Se c’è una cosa da imparare dall’affaire Ferragni Balocco – possibilmente la telenovela più seguita e commentata nell’ultimo Natale italiano – è che diffidare dell’aura di implicita virtù che aleggia attorno alla parola “beneficenza” sarà pure un lavoro sporco, ma dannatamente necessario.
Chiara Ferragni (così come Alessandra Balocco, è bene notarlo) è indagata per truffa aggravata nell’ambito dell’indagine della Procura di Milano riguardante il caso del pandoro “Pink Christmas” di casa Balocco. Cambiano le carte in tavola, in altre parole – l’ipotesi di reato non è più quella della frode in commercio ma quella della truffa, per l’appunto. Stando a quanto riportato dall’ANSA la Guardia di Finanza di Milano, su delega del procuratore aggiunto Eugenio Fusco, avrebbe già acquisito la documentazione nella sede della Balocco a Cuneo in merito all’inchiesta.
Caso Ferragni – Balocco: un’occhiata ai dettagli
Un’evoluzione del caso che ha il peso specifico della sentenza, e che di fatto fa seguito alla multa applicata dall’Antitrust il mese scorso nei confronti delle società facenti capo a Chiara Ferragni – oltre un milione di euro, numeri alla mano – e alla stessa Balocco – circa 400 mila euro.
I nostri lettori più attenti – ma anche quelli più disattenti, diciamoci la verità – ricorderanno che, così facendo, l’Antitrust intendeva ritenere responsabili entrambe le parti della campagna ingannevole su cui poggiava l’impianto comunicativo dell’ormai famigerato pandoro in rosa, commerciato a un prezzo di due volte e mezza superiore rispetto al “collega” base.

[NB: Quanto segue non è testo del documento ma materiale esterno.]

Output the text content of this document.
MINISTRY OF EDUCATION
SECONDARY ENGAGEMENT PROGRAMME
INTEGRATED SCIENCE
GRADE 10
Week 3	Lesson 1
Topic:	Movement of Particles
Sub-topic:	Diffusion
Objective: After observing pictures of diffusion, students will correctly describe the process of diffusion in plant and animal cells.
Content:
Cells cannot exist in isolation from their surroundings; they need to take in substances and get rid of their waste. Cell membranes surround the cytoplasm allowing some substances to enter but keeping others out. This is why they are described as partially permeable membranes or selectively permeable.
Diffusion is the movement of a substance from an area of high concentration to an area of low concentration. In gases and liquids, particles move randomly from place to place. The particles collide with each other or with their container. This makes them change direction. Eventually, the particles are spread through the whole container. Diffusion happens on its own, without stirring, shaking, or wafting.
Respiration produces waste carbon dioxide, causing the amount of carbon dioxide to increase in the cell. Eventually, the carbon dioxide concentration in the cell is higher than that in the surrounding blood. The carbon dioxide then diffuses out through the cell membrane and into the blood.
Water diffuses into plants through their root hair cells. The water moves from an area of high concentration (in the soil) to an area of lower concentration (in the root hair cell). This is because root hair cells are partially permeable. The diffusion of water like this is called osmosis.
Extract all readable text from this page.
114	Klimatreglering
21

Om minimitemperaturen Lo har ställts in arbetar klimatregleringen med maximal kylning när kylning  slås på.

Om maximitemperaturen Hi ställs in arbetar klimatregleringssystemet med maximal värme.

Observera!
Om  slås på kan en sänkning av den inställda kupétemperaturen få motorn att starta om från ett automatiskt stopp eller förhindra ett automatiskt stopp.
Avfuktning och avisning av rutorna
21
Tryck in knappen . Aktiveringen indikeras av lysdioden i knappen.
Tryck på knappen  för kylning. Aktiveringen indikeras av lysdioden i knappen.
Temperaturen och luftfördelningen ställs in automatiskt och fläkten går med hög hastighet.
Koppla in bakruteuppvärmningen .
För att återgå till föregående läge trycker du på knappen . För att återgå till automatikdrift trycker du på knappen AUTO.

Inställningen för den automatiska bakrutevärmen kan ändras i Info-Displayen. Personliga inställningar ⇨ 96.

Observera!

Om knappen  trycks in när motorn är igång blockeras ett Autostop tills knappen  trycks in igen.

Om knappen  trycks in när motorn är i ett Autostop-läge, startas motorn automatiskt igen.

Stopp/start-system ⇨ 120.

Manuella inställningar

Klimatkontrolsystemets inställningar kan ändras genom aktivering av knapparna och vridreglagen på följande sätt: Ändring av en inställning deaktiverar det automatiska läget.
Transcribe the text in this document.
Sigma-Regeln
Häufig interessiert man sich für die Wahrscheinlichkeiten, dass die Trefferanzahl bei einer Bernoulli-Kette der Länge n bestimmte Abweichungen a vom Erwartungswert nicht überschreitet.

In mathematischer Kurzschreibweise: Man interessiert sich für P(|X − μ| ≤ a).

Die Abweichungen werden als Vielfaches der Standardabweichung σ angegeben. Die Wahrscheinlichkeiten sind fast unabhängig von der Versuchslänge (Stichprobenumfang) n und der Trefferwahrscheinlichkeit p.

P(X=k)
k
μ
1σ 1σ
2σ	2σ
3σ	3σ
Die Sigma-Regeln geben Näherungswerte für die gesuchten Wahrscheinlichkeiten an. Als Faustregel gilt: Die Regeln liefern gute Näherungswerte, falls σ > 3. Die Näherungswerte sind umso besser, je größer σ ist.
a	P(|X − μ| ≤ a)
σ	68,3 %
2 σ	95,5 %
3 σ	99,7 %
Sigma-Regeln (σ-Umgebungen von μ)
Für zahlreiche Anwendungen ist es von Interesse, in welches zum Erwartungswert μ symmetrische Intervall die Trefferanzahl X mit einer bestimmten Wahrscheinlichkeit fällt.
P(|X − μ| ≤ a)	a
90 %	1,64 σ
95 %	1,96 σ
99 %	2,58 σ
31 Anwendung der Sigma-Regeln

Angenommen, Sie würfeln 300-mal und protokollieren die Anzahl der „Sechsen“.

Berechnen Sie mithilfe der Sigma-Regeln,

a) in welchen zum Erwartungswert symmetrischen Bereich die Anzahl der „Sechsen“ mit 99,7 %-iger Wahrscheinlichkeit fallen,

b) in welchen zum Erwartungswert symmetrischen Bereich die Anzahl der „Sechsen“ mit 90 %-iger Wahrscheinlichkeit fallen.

Proprio il prezzo maggiorato aveva indotto i consumatori a pensare che, attraverso l’acquisto, avrebbero contribuito alla donazione di fondi all’ospedale per bambini Regina Margherita di Torino – una lettura favorita dall’uso (e abuso) della parola “beneficenza” da parte della stessa Chiara Ferragni sui suoi seguitissimi canali social.
Nelle ore a venire gli inquirenti milanesi saranno chiamati a valutare i temi del presunto profitto illecito e del danno ai consumatori in modo tale da inquadrare definitivamente l’ipotesi di truffa. Ore bollenti, in altre parole; ore in cui è necessario fare luce anche nel velo di autorevole torbidità che sovente circonda la parola “beneficenza”; ore in cui potremmo assistere a nuove apparizioni di piccole fiammiferaie con il capo cosparso di cenere.
Nel frattempo alcune Procure, che nei giorni scorsi hanno aperto analoghi fascicoli senza ipotesi di reato o indagati, hanno contattato i pm milanesi con l’intenzione di trasmettere gli atti nel capoluogo lombardo. L’inchiesta milanese, per di più, prenderà in esame – oltre al caso pandoro e alle uova di Pasqua a marchio Dolci Preziosi – altri casi simili in cui il prodotto di turno con la griffe Ferragni è stato proposto con scopi solidali.
Le prime conseguenze, nel frattempo, hanno già cominciato a piovere: l’esempio più vistoso è quello di Coca Cola, che ha recentemente annunciato il divorzio da Chiara Ferragni.